A study revealed that water in asteroids that orbit near Earth can be extracted and turned into fuel for satellites and spacecraft. The findings of the study indicated that asteroids are more practical sources of water in space than the Moon.

One of NASA’s proposed activities in its upcoming mission to the Moon is to mine the ice water located in the lunar poles. According to the agency, the hydrogen from the water in these regions can be extracted and turned into fuel.

However, a recent study suggested that it would be more practical to mine water on asteroids than on the Moon. According to the study’s co-author Andrew Rivkin of the John Hopkins University Applied Physics Research Laboratory in Maryland, there are about a thousand asteroids near Earth that are rich in water.
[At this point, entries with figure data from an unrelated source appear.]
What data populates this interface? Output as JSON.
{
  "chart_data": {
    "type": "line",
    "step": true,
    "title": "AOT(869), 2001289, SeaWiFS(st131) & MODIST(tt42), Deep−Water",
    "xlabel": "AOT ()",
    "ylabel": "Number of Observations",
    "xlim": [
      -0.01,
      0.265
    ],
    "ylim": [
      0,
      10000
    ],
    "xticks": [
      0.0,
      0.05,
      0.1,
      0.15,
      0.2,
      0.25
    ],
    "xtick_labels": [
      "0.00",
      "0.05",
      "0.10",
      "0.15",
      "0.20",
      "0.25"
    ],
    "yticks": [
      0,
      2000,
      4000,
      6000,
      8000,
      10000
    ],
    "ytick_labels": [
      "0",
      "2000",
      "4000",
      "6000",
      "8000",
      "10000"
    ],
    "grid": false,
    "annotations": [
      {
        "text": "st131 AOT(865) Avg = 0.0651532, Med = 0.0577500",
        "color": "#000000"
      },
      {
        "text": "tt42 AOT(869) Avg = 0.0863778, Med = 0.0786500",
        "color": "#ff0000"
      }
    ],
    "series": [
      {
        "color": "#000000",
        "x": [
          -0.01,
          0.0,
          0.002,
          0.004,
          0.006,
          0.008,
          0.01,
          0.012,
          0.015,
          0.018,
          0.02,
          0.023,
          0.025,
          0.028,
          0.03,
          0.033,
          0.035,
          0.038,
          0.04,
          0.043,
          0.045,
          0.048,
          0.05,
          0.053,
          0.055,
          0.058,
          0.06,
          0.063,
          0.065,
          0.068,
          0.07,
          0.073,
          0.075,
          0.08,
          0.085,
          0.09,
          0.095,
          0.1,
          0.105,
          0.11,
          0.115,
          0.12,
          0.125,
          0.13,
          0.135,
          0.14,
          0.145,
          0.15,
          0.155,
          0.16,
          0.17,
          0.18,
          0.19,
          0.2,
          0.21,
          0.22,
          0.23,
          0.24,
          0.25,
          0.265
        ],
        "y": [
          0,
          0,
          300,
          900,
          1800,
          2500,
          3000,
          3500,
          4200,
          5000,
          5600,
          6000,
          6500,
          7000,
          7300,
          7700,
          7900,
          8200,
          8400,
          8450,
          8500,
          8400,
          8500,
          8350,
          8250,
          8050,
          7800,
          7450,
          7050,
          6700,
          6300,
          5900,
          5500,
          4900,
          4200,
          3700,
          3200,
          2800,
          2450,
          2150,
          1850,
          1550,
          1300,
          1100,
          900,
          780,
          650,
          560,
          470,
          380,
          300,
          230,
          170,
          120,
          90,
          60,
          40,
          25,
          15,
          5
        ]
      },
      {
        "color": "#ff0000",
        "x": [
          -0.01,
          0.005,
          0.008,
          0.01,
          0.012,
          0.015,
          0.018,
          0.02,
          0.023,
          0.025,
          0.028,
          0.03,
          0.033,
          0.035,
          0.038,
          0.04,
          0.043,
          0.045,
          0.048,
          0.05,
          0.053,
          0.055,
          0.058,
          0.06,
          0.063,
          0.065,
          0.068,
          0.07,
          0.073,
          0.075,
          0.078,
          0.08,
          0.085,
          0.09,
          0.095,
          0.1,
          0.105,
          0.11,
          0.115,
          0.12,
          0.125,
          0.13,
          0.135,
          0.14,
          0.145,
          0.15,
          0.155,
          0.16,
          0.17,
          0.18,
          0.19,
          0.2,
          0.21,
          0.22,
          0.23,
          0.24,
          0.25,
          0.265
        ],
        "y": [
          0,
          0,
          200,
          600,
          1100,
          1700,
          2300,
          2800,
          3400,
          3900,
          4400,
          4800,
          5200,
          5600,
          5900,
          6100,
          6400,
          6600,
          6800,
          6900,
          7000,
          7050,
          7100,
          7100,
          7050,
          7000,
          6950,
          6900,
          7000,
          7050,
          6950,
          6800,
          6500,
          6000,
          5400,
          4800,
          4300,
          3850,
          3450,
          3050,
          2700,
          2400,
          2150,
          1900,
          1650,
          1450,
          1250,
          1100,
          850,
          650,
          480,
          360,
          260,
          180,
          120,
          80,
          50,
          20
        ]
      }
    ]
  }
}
He noted that many of these asteroids contain ice water mixed with rocks.  

Rivkin explained that the combined water from these asteroids can fill up around 320,000 Olympics-sized swimming pools, which is significantly greater than the amount of water on the Moon’s poles.

“Most of the hydrated material in the near-Earth population is contained in the largest few hydrated objects,” Rivkin told Space.com.

In addition, since asteroids are smaller than the Moon, they have less gravity. These means a water-mining spacecraft can easily land and take off from asteroids compared to the Moon.

By successfully creating fuel from water in asteroids, space agencies will be able to refuel satellites and spacecraft while in space. Rivkin pointed out that this is a more practical and cost-effective solution than transporting fuel from Earth.

“It’s easier to bring fuel from asteroids to geosynchronous orbit than from the surface of the Earth,” Rivkin said. “If such a supply line could be established, it could make asteroid mining very profitable.”

Establishing a space-based refueling station will certainly be beneficial for long-term spacecraft missions. In addition, this can also minimize the accumulation of debris in low-Earth orbit since one of the most common reasons why satellites stop functioning in space is fuel depletion.

Rivkin’s findings were presented in a study published in the Journal of Geophysical Research: Planets.